Al termine del processo con rito abbreviato sono stati assolti dall’accusa di omicidio colposo per non aver commesso il fatto mons. Ivo Panteghini e don Santo Chiapparini gli unici due imputati – dei sei complessivi coinvolti nel secondo procedimento per il crollo della croce di Job che nel 2014, a Cevo, travolse e uccise Marco Gusmini – che hanno scelto riti alternativi al dibattimento.

Il giudice ha accolto la richiesta di assoluzione formulata dal pm che ha sottolineato come i periti non siano stati in grado di retrodatare lo stato dell’opera d’arte al periodo in cui i due sacerdoti ricoprivano l’incarico di componenti dell’associazione Croce del Papa.

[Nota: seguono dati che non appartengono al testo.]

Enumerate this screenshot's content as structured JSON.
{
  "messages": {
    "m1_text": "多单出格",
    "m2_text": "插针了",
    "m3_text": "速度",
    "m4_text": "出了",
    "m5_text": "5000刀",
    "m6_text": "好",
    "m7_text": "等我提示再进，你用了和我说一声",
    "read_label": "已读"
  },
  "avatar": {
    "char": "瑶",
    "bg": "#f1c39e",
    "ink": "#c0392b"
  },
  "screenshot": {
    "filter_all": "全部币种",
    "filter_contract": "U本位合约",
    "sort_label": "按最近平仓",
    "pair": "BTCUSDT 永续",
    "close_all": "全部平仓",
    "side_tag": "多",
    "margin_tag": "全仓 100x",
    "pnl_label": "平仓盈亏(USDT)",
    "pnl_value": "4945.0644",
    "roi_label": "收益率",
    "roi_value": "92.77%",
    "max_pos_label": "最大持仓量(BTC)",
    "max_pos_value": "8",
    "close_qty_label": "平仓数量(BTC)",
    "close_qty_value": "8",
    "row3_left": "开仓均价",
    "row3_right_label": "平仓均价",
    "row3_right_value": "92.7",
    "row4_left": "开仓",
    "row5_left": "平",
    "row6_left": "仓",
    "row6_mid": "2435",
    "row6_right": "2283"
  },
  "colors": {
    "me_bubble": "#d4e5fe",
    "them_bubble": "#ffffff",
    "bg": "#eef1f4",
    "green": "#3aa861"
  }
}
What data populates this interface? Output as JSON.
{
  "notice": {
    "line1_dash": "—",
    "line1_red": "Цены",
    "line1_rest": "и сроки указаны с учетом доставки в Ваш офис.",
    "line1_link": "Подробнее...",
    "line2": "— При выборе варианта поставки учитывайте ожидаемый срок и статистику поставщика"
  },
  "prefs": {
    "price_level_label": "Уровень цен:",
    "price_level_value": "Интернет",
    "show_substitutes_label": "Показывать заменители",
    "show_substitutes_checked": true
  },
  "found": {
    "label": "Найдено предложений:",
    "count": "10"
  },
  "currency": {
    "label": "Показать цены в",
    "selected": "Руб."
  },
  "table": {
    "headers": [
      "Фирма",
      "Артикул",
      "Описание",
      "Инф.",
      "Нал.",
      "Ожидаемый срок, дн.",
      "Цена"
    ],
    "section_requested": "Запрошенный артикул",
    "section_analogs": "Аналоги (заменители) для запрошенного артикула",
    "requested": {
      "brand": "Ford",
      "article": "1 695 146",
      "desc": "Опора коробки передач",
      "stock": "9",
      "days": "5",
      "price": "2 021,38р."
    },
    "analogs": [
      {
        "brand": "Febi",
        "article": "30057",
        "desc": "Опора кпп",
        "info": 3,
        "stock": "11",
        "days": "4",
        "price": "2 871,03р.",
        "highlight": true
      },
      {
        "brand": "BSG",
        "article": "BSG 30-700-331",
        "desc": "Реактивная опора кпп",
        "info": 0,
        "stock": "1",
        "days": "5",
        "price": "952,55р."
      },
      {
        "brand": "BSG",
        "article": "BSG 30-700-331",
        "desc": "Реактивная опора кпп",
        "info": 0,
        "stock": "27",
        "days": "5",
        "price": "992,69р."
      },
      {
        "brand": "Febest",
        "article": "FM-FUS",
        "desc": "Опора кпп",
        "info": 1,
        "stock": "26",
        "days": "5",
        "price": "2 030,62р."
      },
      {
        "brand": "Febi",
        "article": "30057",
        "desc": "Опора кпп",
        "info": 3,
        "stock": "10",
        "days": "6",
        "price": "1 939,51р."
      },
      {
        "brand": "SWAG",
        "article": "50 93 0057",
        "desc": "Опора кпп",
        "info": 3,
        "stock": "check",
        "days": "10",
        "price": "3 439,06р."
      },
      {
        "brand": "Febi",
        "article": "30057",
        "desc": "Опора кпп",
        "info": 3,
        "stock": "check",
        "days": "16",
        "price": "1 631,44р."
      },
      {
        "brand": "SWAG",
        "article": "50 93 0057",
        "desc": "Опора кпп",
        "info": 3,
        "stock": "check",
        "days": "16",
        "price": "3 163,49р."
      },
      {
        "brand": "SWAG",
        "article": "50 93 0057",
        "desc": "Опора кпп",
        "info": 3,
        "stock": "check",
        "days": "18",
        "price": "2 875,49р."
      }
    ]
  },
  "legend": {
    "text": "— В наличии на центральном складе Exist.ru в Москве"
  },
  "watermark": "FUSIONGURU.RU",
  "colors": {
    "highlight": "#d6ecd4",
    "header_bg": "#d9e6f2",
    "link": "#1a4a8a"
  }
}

“Senza nulla togliere alla gravità del fatto, i miei assistiti sono stati definitivamente sollevati da una responsabilità che non avevano. Fin tanto che sono rimasti nel consiglio di amministrazione dell’associazione Croce del Papa dal 2004 al 2009 – spiega il loro avvocato difensore Gerardo Milani – hanno fatto tutto quanto in loro dovere”.

Proseguirà invece il prossimo 5 marzo il processo in dibattimento nei confronti di Marco Maffessoli, presidente dell’associazione Croce del Papa, il direttore dei lavori Renato Zanoni, don Filippo Stefani, Elsa Belotti e Bortolino Balotti.

Al termine del primo processo aveva patteggiato la pena di un anno e due mesi il sindaco di Cevo Silvio Citroni, mentre il tecnico del Comune Ivan Scolari era stato condannato ad un anno. Assolto invece l’ex primo cittadino Mauro Bazzana.